Dirigido mais uma vez por Paul McGuigan, o season finale da primeira temporada começa mostrando pela primeira vez uma menção a escrita de Watson, fato que obviamente irrita Sherlock e o deixa possesso, piorando o seu estado de tédio absoluto. O herói usa a analogia da comparação entre a sua mente e um sótão de uma forma mais atual, referindo-se ao seu sistema nervoso como semelhante a um HD. A Strand Magazine vira um site, substituído pelo blog onde Watson publica os contos.
Baseado a priori em Os Planos de Bruce Partington, em virtude dos tiros proferidos por Sherlock à parede do apartamento, ao tédio modorrento e claro, a presença de Mycroft Holmes – feito pelo showrunner Mark Gatiss – tem em si algumas reminiscências de Um Estudo em Vermelho e Um Escândalo na Bohemia, em especial pela ótima piada a respeito do desconhecimento astronômico do Detetive, que declara não saber que a Terra girava em torno do sol. Sherlock ainda utiliza outra fala canônica modificada, chamando Watson para a aventura, afirmando jocosamente: “ficaria perdido sem o meu blogger”. O roteiro contém em si também elementos de As Cinco Sementes de Laranja. O antagonista misterioso é um homem bomba, mas que obriga os reféns a serem os hospedeiros explosivos.
O comportamento de Sherlock é absolutamente anti-social. Quando concentrado, qualquer inferência por parte de outro ser humano é prontamente ignorada, como se a pessoa sequer existisse. A falta de tato ao expor a Molly Hooper (Louise Beasley) que seu parceiro é gay é uma ótima demonstração de seus dotes cínicos. O blog The Science of Deduction atrai ao seu administrador uma grande atenção por parte da “organização incógnita”, primeiro em Study in Pink, e também neste episódio. A encenação do Detetive é de uma desfaçatez muito particular, explorado nesta produção como nunca fora antes.
Os adesivos de nicotina mostram que Holmes parece ter se conscientizado dos malefícios de seus vícios, ainda que a cocaína não tenha sido uma possibilidade totalmente descartada – na verdade é até sugerido algo no piloto, mas nada que comprove o problema. Watson permanece sempre alguns passos atrás do Detetive, suas conclusões são interessantes, mas nem de longe atingem a perspicácia das resoluções do protagonista.
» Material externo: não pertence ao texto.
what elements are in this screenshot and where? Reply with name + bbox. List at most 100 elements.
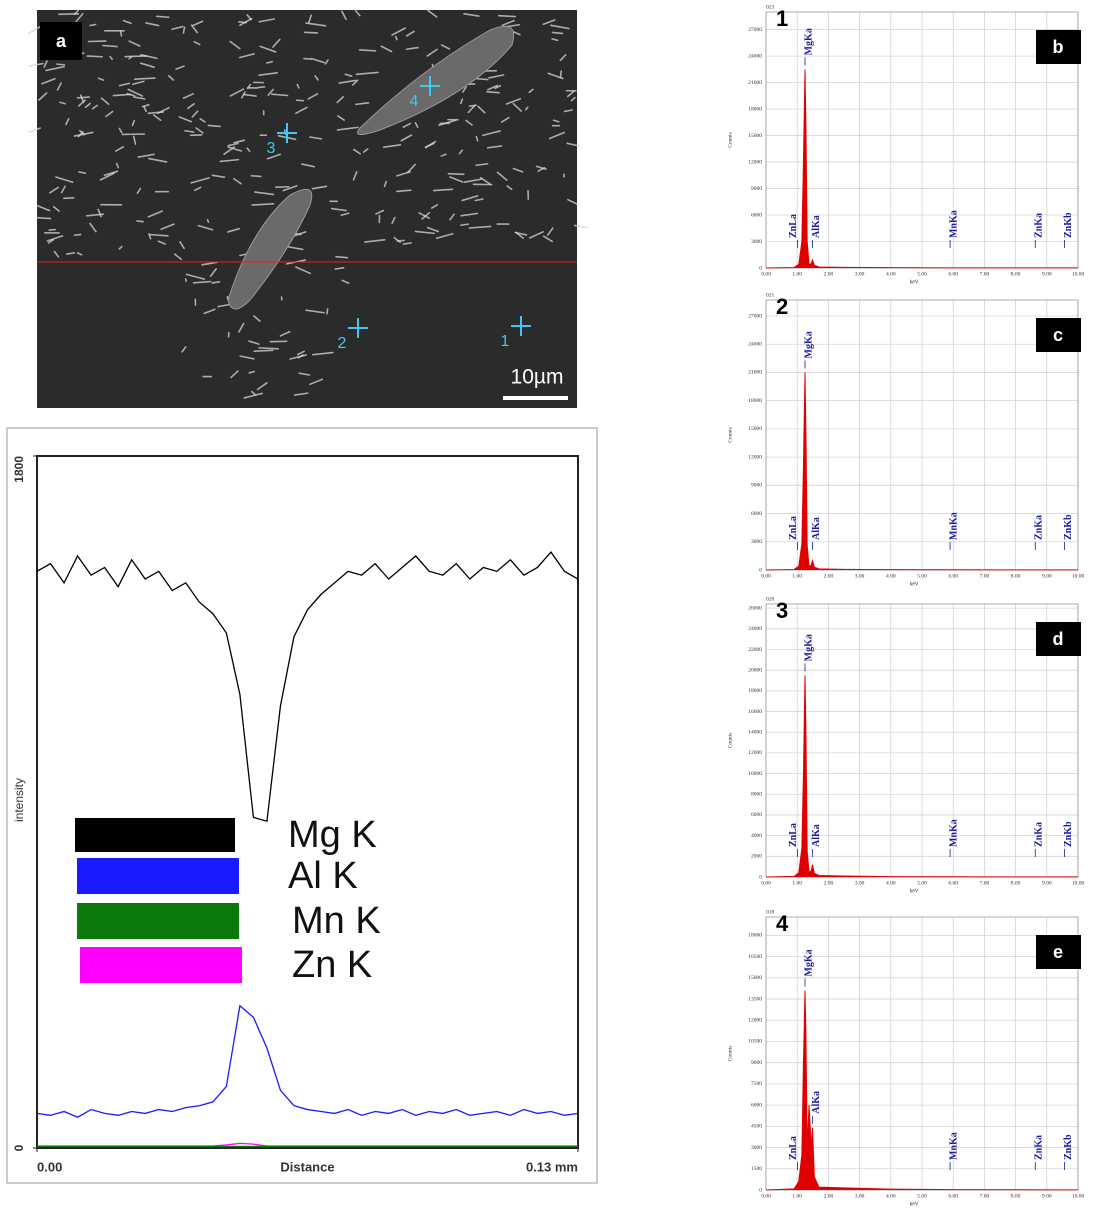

Sherlock parece ter prazer em explanar a melancolia alheia, seja esta da ordem que for, inclusive as que envolvem sentimentos intensos, como perdas familiares – a busca pela solução do mistério proposta supera até o bem-estar da sociedade em geral, para ele a civilização é entediante e o crime chama mais atenção do que a vida em si.
O desespero das perseguições elevam o suspense a enésima potência. Moriarty é mesmo o maior comandante de crimes do Reino Unido, pondo na tela pela primeira vez de fato, toda a influência maléfica anunciada em O Problema Final – o êxito nessa demonstração é inédito até esta produção, e o feito é único, fazendo da série talvez a mais emblemática das encarnações audiovisuais do mito de Conan Doyle. Jim Moriarty, feito pelo afetado e tresloucado Andrew Scott, é o gêmeo mal de Sherlock, um consultor do crime, e em um plot twist, revela a fonte principal do roteiro: O Problema Final. A teatralidade do seu personagem o torna tão carismático quanto o herói, e o desfecho deixa em suspenso o destino dos personagens, trazendo uma enorme expectativa para si.